Federal spending on contractor-supplied IT products and services will decline slightly from $99.8 billion in fiscal year (FY) 2016 to $98.3 billion in FY 2021, according to a recent report from Deltek.
Deltek assessed a wide swath of Federal agencies for this report. Deniece Peterson, director of Federal Market Analysis at Deltek and one of the report’s authors, said that she and her team defined Federal IT players not only as those agencies that report to the Office of Management and Budget (OMB), but also as legislative and judicial branches and entities that use embedded IT, such as the Department of Defense (DoD). The report is published every year and specifically focuses on funding pools pertinent to Federal contractors.
Peterson said that agencies will have to incrementally decrease costs in other areas in order to devote money to IT. She mentioned Rep. Will Hurd’s, R-Texas, Move IT bill, which will allow for repurposing of IT funds within agencies.

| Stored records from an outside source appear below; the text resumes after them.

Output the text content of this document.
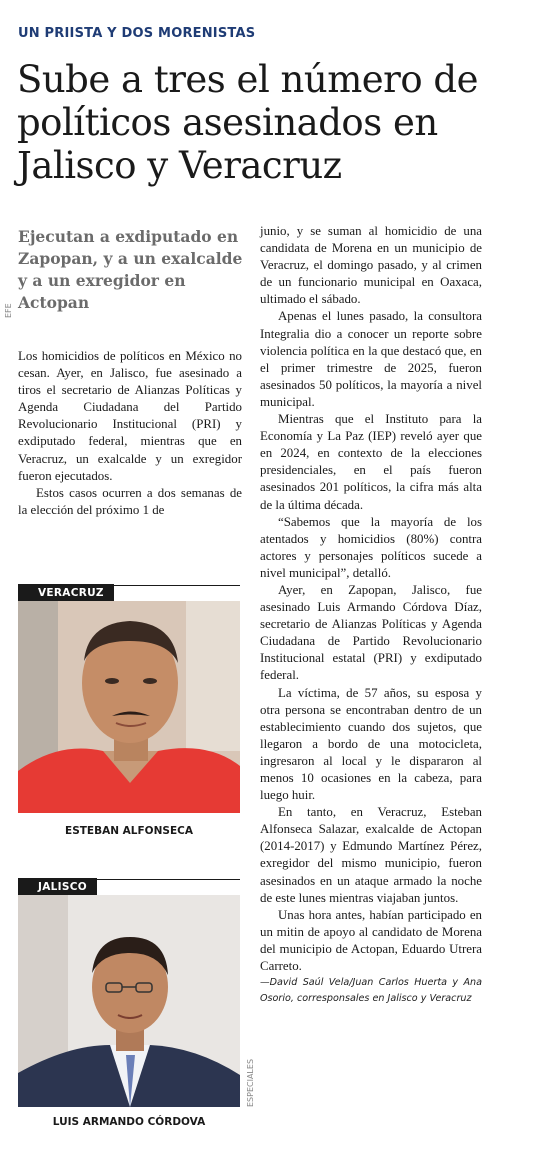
UN PRIISTA Y DOS MORENISTAS
Sube a tres el número de políticos asesinados en Jalisco y Veracruz
Ejecutan a exdiputado en Zapopan, y a un exalcalde y a un exregidor en Actopan
EFE

Los homicidios de políticos en México no cesan. Ayer, en Jalisco, fue asesinado a tiros el secretario de Alianzas Políticas y Agenda Ciudadana del Partido Revolucionario Institucional (PRI) y exdiputado federal, mientras que en Veracruz, un exalcalde y un exregidor fueron ejecutados.

Estos casos ocurren a dos semanas de la elección del próximo 1 de

VERACRUZ
ESTEBAN ALFONSECA
JALISCO
ESPECIALES
LUIS ARMANDO CÓRDOVA

junio, y se suman al homicidio de una candidata de Morena en un municipio de Veracruz, el domingo pasado, y al crimen de un funcionario municipal en Oaxaca, ultimado el sábado.

Apenas el lunes pasado, la consultora Integralia dio a conocer un reporte sobre violencia política en la que destacó que, en el primer trimestre de 2025, fueron asesinados 50 políticos, la mayoría a nivel municipal.

Mientras que el Instituto para la Economía y La Paz (IEP) reveló ayer que en 2024, en contexto de la elecciones presidenciales, en el país fueron asesinados 201 políticos, la cifra más alta de la última década.

“Sabemos que la mayoría de los atentados y homicidios (80%) contra actores y personajes políticos sucede a nivel municipal”, detalló.

Ayer, en Zapopan, Jalisco, fue asesinado Luis Armando Córdova Díaz, secretario de Alianzas Políticas y Agenda Ciudadana de Partido Revolucionario Institucional estatal (PRI) y exdiputado federal.

La víctima, de 57 años, su esposa y otra persona se encontraban dentro de un establecimiento cuando dos sujetos, que llegaron a bordo de una motocicleta, ingresaron al local y le dispararon al menos 10 ocasiones en la cabeza, para luego huir.

En tanto, en Veracruz, Esteban Alfonseca Salazar, exalcalde de Actopan (2014-2017) y Edmundo Martínez Pérez, exregidor del mismo municipio, fueron asesinados en un ataque armado la noche de este lunes mientras viajaban juntos.

Unas hora antes, habían participado en un mitin de apoyo al candidato de Morena del municipio de Actopan, Eduardo Utrera Carreto.

—David Saúl Vela/Juan Carlos Huerta y Ana Osorio, corresponsales en Jalisco y Veracruz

“The indications are that agencies are going to cut costs somewhere,” Peterson said. “The new norm is to cut cost. The outcome of that disparity hopefully opens up funding for modernization.”
However, not all tech experts agreed with Deltek’s claim on the $1.5 billion decrease in Federal IT spending in the coming years.

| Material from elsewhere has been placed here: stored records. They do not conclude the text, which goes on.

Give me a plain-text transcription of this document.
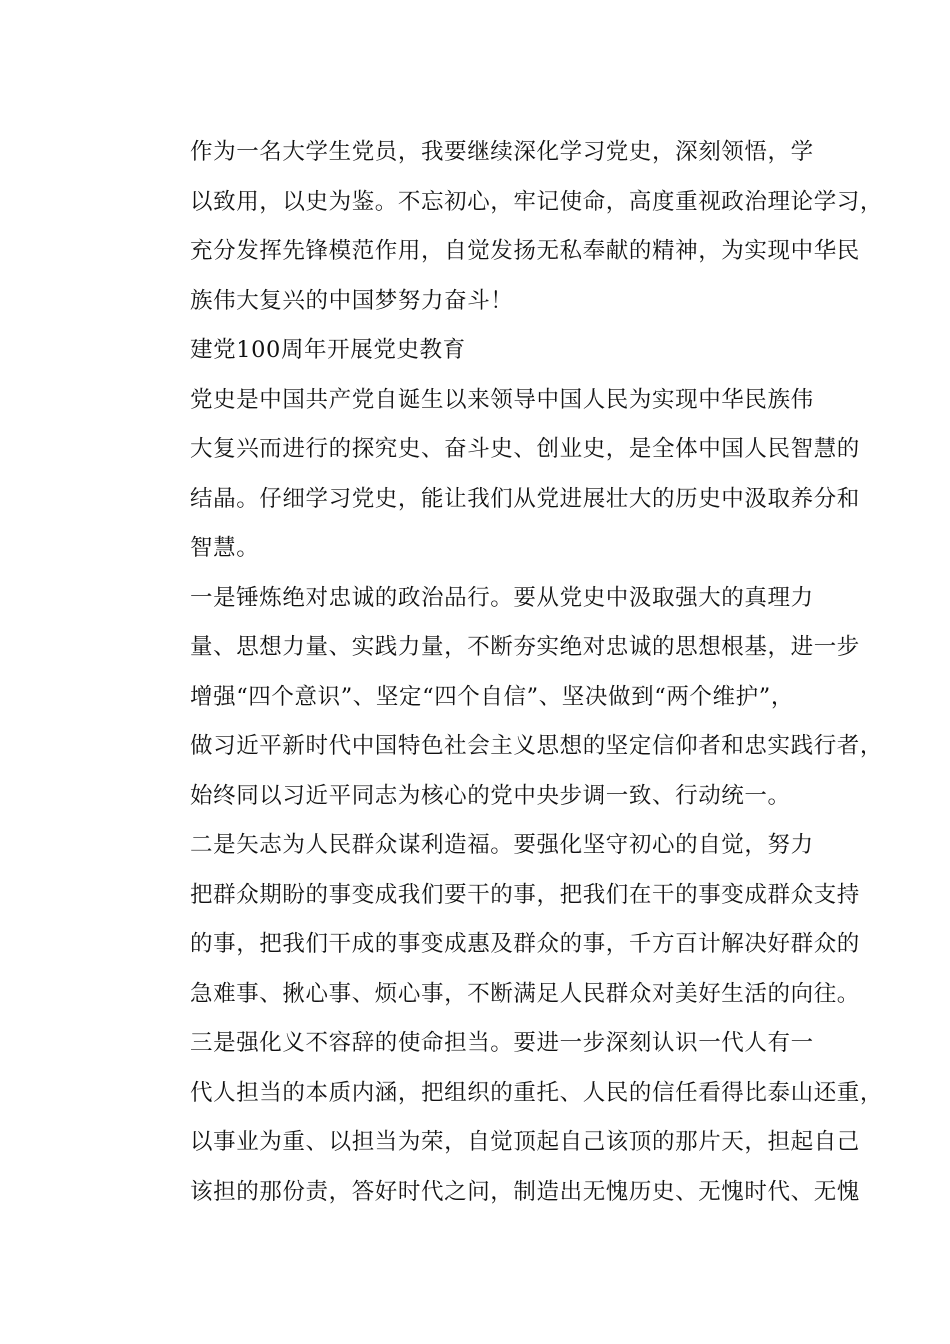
作为一名大学生党员，我要继续深化学习党史，深刻领悟，学
以致用，以史为鉴。不忘初心，牢记使命，高度重视政治理论学习，
充分发挥先锋模范作用，自觉发扬无私奉献的精神，为实现中华民
族伟大复兴的中国梦努力奋斗！

建党100周年开展党史教育

党史是中国共产党自诞生以来领导中国人民为实现中华民族伟
大复兴而进行的探究史、奋斗史、创业史，是全体中国人民智慧的
结晶。仔细学习党史，能让我们从党进展壮大的历史中汲取养分和
智慧。

一是锤炼绝对忠诚的政治品行。要从党史中汲取强大的真理力
量、思想力量、实践力量，不断夯实绝对忠诚的思想根基，进一步
增强“四个意识”、坚定“四个自信”、坚决做到“两个维护”，
做习近平新时代中国特色社会主义思想的坚定信仰者和忠实践行者，
始终同以习近平同志为核心的党中央步调一致、行动统一。

二是矢志为人民群众谋利造福。要强化坚守初心的自觉，努力
把群众期盼的事变成我们要干的事，把我们在干的事变成群众支持
的事，把我们干成的事变成惠及群众的事，千方百计解决好群众的
急难事、揪心事、烦心事，不断满足人民群众对美好生活的向往。

三是强化义不容辞的使命担当。要进一步深刻认识一代人有一
代人担当的本质内涵，把组织的重托、人民的信任看得比泰山还重，
以事业为重、以担当为荣，自觉顶起自己该顶的那片天，担起自己
该担的那份责，答好时代之问，制造出无愧历史、无愧时代、无愧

“I don’t think the Deltek numbers make sense to me,” said Rich Beutel, founder of Cyrrus Analytics.
Beutel said that Federal IT spending will probably increase before it decreases because the process of transitioning away from outdated technology requires a great deal of time and money. As of right now, many Federal government agencies use outdated technology and spend most of their money on maintaining it. Beutel cited a Government Accountability Office (GAO) report released in May on the need for Federal agencies to address aging technology. The report states that 5,233 of the government’s approximately 7,000 IT investments are devoted to operations and maintenance of existing technology. According to the report, some agencies use systems that are more than 50 years old.
While transitioning to the cloud would save money in the long run, Beutel said that many agencies are still far away from that step. He said that, before agencies begin the long process of shifting to the cloud, they must first have updated technology allowing them to do so. According to Beutel, these updates demand a “big chunk of money.” He used the example of a friend who worked at the Office of Personnel Management. The friend reported that the agency’s computers were so old they could not begin moving to the cloud yet. Beutel compared the transition to revitalizing an old car that needed to be furnished with three new generations of motors.

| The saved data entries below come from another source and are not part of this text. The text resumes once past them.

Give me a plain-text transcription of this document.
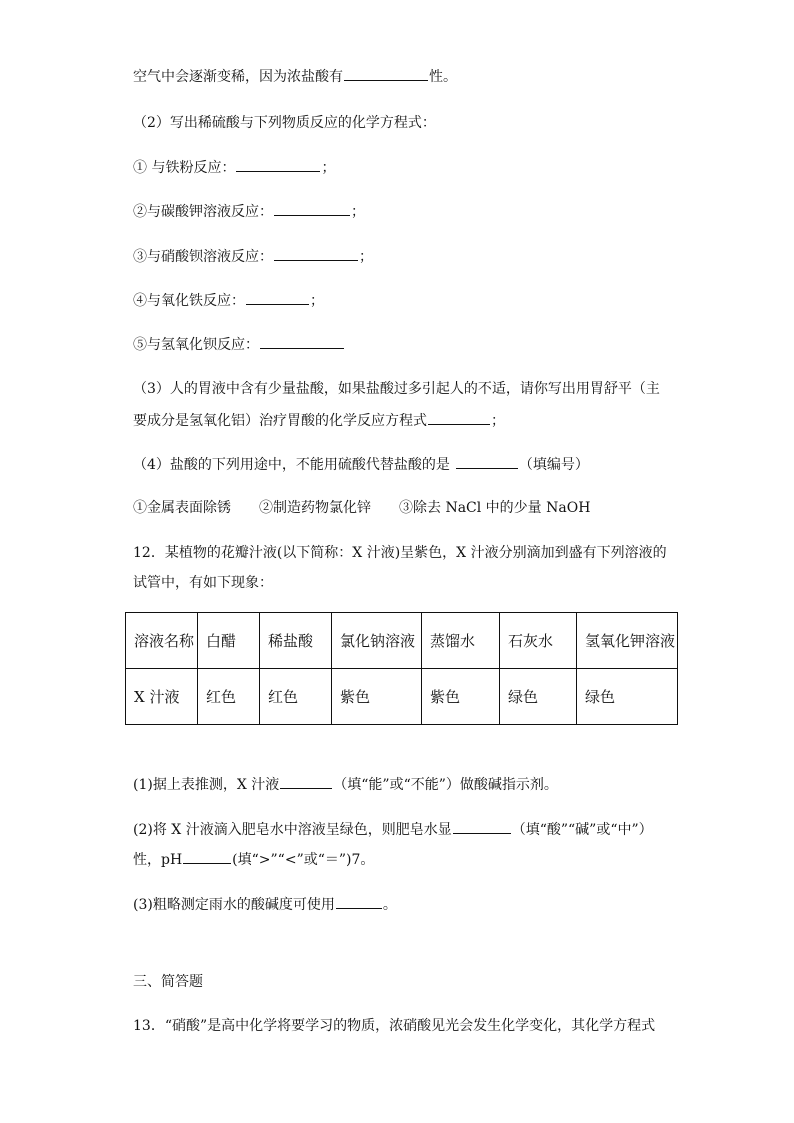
空气中会逐渐变稀，因为浓盐酸有	性。
（2）写出稀硫酸与下列物质反应的化学方程式：
① 与铁粉反应：	；
②与碳酸钾溶液反应：	；
③与硝酸钡溶液反应：	；
④与氧化铁反应：	；
⑤与氢氧化钡反应：
（3）人的胃液中含有少量盐酸，如果盐酸过多引起人的不适，请你写出用胃舒平（主
要成分是氢氧化铝）治疗胃酸的化学反应方程式	；
（4）盐酸的下列用途中，不能用硫酸代替盐酸的是	（填编号）
①金属表面除锈 ②制造药物氯化锌 ③除去 NaCl 中的少量 NaOH
12．某植物的花瓣汁液(以下简称：X 汁液)呈紫色，X 汁液分别滴加到盛有下列溶液的
试管中，有如下现象：
溶液名称	白醋	稀盐酸	氯化钠溶液	蒸馏水	石灰水	氢氧化钾溶液
X 汁液	红色	红色	紫色	紫色	绿色	绿色
(1)据上表推测，X 汁液	（填“能”或“不能”）做酸碱指示剂。
(2)将 X 汁液滴入肥皂水中溶液呈绿色，则肥皂水显	（填“酸”“碱”或“中”）
性，pH	(填“>”“<”或“＝”)7。
(3)粗略测定雨水的酸碱度可使用	。
三、简答题
13．“硝酸”是高中化学将要学习的物质，浓硝酸见光会发生化学变化，其化学方程式
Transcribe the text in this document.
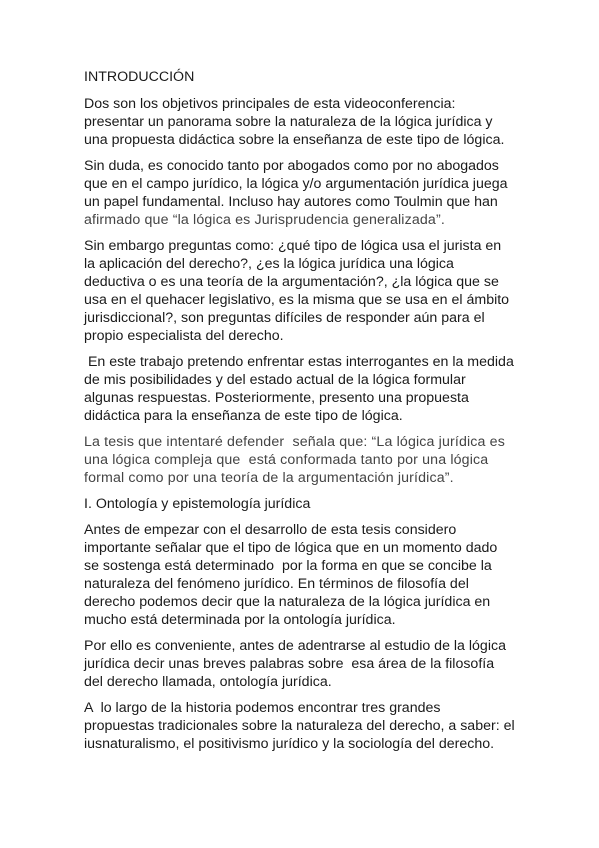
INTRODUCCIÓN
Dos son los objetivos principales de esta videoconferencia:
presentar un panorama sobre la naturaleza de la lógica jurídica y
una propuesta didáctica sobre la enseñanza de este tipo de lógica.
Sin duda, es conocido tanto por abogados como por no abogados
que en el campo jurídico, la lógica y/o argumentación jurídica juega
un papel fundamental. Incluso hay autores como Toulmin que han
afirmado que “la lógica es Jurisprudencia generalizada”.
Sin embargo preguntas como: ¿qué tipo de lógica usa el jurista en
la aplicación del derecho?, ¿es la lógica jurídica una lógica
deductiva o es una teoría de la argumentación?, ¿la lógica que se
usa en el quehacer legislativo, es la misma que se usa en el ámbito
jurisdiccional?, son preguntas difíciles de responder aún para el
propio especialista del derecho.
En este trabajo pretendo enfrentar estas interrogantes en la medida
de mis posibilidades y del estado actual de la lógica formular
algunas respuestas. Posteriormente, presento una propuesta
didáctica para la enseñanza de este tipo de lógica.
La tesis que intentaré defender  señala que: “La lógica jurídica es
una lógica compleja que  está conformada tanto por una lógica
formal como por una teoría de la argumentación jurídica”.
I. Ontología y epistemología jurídica
Antes de empezar con el desarrollo de esta tesis considero
importante señalar que el tipo de lógica que en un momento dado
se sostenga está determinado  por la forma en que se concibe la
naturaleza del fenómeno jurídico. En términos de filosofía del
derecho podemos decir que la naturaleza de la lógica jurídica en
mucho está determinada por la ontología jurídica.
Por ello es conveniente, antes de adentrarse al estudio de la lógica
jurídica decir unas breves palabras sobre  esa área de la filosofía
del derecho llamada, ontología jurídica.
A  lo largo de la historia podemos encontrar tres grandes
propuestas tradicionales sobre la naturaleza del derecho, a saber: el
iusnaturalismo, el positivismo jurídico y la sociología del derecho.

“I call them fossil computers,” Beutel said. “They’ve got to get off that stuff because you can’t protect it.”
Mike Hettinger, managing principal at Hettinger Strategy Group, works with Beutel and said he agrees with him. He also said that pieces of legislation, even those that move to modernize IT and save money in the long run, require funds to mobilize.
“[That kind of legislation] doesn’t decrease spending; it actually increases spending,” Hettinger said. “I don’t think there’s any indication that spending is going to decrease.”
The incoming administration in January will affect how money is spent on modernizing IT. Peterson said Federal IT funding will probably remain stable because the allotment makes up a small portion of the overall budget. She said that, if the future president enacts drastic IT policy change, that change would likely not appear until FY 2019, as the budget for FY 2018 has already been established.
Peterson said if Hillary Clinton becomes president, her new policy would likely build on the work of President Barack Obama. She is less certain of what IT policy would look like under a President Donald Trump.
“It’s not that easy because we haven’t seen a lot of details from Trump on a lot of things,” Peterson said. “Clinton looks in line with Obama. With Trump, it’s very high-level and broad. With Trump, it could be anything.”